“Well, coach, the big day is almost here; you and your team are in the Super Bowl a week from now, and your opponent is mighty rugged. In fact, most experts and the odds-makers are making them the favorite, figuring you got here on a series of flukes and last-second miracles. They say you really shouldn’t be in the Big Game at all.

“What is your response and how in the world do you plan to win this one?”

“Son, I know a lot of folks think we don’t have a chance, but I have a strategy. I think we can astound everybody and win this Super Bowl.”

“But how, coach? What in the world can you do?”

“You’ll see on game day, son. My assistant coaches and I have been working on this for a month now, and we’ve got some aces up our sleeve. Just wait.”

“But coach, they’re bigger than your guys, they’re quicker, they’ve got more guys on the bench, they’ve been here before; what can you and your coaches spring on them they haven’t already seen and prepared for?”

“Just wait; you’ll see.”

“Coach, absolutely none of my fellow writers who’ve watched this whole season unfold think you’ve got a chance in hell, and frankly coach, we all feel you’ve lost your grip on reality and are not only fooling yourself but are setting your team up for a huge disappointment and embarrassment. Can’t you give me a clue, some idea about what you’re planning to do?”

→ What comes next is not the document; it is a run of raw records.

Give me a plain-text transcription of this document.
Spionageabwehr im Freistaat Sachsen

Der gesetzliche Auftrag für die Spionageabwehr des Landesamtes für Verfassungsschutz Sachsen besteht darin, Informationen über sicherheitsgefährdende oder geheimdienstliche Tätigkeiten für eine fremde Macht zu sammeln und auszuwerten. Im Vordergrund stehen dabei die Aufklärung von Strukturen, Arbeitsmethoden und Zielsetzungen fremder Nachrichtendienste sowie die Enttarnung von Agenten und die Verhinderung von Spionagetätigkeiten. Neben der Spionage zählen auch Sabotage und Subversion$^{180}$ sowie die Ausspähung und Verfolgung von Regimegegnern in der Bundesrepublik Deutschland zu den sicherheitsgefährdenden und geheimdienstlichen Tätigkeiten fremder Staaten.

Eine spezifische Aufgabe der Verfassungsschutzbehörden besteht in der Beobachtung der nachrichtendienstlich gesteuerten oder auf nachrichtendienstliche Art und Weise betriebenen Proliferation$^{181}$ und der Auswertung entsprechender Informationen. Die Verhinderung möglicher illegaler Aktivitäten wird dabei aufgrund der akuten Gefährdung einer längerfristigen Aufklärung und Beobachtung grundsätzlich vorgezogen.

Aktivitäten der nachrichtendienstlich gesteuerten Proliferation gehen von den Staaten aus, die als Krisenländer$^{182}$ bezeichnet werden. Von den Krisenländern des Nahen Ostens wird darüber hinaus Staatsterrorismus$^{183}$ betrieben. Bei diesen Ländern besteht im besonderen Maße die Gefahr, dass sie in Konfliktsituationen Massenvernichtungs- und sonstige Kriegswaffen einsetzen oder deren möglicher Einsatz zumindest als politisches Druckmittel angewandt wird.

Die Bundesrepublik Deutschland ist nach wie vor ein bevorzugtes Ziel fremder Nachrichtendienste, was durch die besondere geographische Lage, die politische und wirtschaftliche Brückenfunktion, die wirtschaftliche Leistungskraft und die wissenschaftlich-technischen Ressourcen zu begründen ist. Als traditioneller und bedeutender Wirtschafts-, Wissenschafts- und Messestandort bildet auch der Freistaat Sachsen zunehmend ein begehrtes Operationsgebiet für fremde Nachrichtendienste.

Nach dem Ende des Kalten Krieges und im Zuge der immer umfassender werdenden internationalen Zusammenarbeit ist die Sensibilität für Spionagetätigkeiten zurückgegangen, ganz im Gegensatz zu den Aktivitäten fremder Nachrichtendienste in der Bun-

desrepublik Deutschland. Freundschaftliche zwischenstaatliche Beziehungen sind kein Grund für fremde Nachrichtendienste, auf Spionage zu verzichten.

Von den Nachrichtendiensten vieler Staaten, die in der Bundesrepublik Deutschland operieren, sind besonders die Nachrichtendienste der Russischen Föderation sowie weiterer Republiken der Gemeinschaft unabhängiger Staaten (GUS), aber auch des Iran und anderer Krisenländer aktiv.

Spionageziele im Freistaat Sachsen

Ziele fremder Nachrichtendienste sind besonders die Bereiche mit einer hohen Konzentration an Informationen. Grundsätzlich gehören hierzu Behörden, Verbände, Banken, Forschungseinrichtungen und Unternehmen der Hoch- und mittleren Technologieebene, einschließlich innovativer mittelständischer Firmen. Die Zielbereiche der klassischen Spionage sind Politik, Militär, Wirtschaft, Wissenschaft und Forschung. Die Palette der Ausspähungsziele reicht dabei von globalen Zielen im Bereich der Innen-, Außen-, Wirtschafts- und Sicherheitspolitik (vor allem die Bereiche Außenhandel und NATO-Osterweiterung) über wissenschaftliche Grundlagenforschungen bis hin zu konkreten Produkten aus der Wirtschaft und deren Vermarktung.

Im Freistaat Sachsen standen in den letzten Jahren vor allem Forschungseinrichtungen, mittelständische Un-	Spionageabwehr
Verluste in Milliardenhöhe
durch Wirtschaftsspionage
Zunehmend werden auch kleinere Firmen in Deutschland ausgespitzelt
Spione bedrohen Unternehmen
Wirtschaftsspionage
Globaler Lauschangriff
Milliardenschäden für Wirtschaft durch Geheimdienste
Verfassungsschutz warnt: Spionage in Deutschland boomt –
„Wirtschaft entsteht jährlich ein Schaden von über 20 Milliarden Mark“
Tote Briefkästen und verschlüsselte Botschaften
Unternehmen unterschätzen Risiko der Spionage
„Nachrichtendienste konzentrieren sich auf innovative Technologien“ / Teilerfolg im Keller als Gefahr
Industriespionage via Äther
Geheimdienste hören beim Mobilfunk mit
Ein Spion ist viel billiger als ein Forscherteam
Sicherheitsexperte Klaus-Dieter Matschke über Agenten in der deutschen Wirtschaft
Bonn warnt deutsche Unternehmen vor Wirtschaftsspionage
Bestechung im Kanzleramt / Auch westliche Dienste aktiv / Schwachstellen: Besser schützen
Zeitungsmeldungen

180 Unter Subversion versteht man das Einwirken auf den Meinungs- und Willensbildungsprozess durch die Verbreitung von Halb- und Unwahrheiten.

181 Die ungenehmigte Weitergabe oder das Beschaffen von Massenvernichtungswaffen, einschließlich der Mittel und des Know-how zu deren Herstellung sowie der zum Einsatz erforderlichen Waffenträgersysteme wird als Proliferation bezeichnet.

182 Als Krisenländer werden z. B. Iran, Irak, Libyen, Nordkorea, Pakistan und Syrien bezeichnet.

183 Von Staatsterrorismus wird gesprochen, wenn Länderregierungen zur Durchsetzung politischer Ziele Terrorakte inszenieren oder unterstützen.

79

The coach hesitates, clearly stung by the reporter’s insistence and doubt, bordering on disdain, and finally makes a decision. His response:

“OK, son, since you don’t believe me, I’m going to show you my play book for the first half, every play in sequence – when we’ll run the ball, when we’ll pass and to which receiver, the trick plays we’ve designed, how I’ll rotate the players to keep them rested, how we’ll draw the other team offside, everything we’re going to do and why we believe we’ll be up three touchdowns by the end of the first half.

“Then, in the second half, while they’re trying to catch up, we’re going to drop back into a total defensive mode, not allow passes or long runs. We’ll hold on to our lead, and when they get sloppy or careless, we’ll take advantage and run these plays right here … see these? Aren’t they great? They won’t expect any of these, and all this, son, is why I’m confident we can win this game!

“Now, you keep this under your hat. I wouldn’t want Coach Otherguy to suspect any of this, of course. If he got wind of this, we wouldn’t have a chance, as you said.”

Idiocy? Of course.

Any fool knows what would surely happen next. The reporter would rush his “scoop” into his column or even into a headlined feature story and be the toast of his fellow writers (or more likely the fist-biting envy). The other team would wipe the field with the hapless losers, and the bumble-headed coach would wind up flipping burgers in Modesto.

And yet, we’re seeing this same scenario attempted over and over on international TV, as renowned reporters and even Jim Lehrer of PBS hound and pry and dig and insinuate and harass the president of the United States, our commander in chief, trying to wheedle him into revealing just what our military plans are in Iraq, when we plan to withdraw troops, whether he “counted the cost” estimating the number of American and Iraqi casualties that would be suffered before we went in – as if that kind of “guesstimate” even is possible when you don’t know how the enemy will respond – and to trick or beg him into revealing our whole game plan!

I keep wanting President Bush to look at these irresponsible, insistent hecklers and say something like “Are you writing this for the Post, the Times or Al-Jazeera? It really makes no difference who’s paying you to ask these things; they’re military secrets, in a real war, and if I were the fool you think I am (or you wouldn’t even be embarrassing yourself by asking), anything I tell you will be printed in extremist Islamic papers before the ink is dry on the American special editions! Why don’t you turn your hat back around, stick your press pass back in your pocket, go back to the school you came from and enroll in Journalism 101, where you can learn the difference between reporting on what’s happened, and trying to influence what will happen?”

I said before, in columns like this, and was never challenged or refuted:

When CBS and the “60 Minutes” team rushed to judgment with what they’d dug up about Abu Ghraib – absolutely ignoring the blatant facts that 1) the Army already knew and had investigated and was handling and correcting the inexcusable situation, 2) that these were military secrets in time of war, and 3) that the militants and extremist media would have an absolute field day exploiting and distorting the incidents against us – they were indisputably aiding and abetting our enemies. If you remember, there was a sudden retaliatory rash of kidnappings and beheadings while the masked terrorists proclaimed, “This is for what you Satanic Americans did at Abu Ghraib!” What do you call it when, in time of war, your fellow countrymen deliberately turn over information to the enemy who in turn uses it to kill more of your own countrymen?

You tell me.

And what do you call it when hordes of admittedly liberal, Bush-disdaining, headline-hungry, anti-war, Pollyanna-ish, peacenik Jimmy Olsens clamor to get the president to reveal our military plans and schedules … to our sworn enemies?

You pick your own name. I call it doltish un-American idiocy.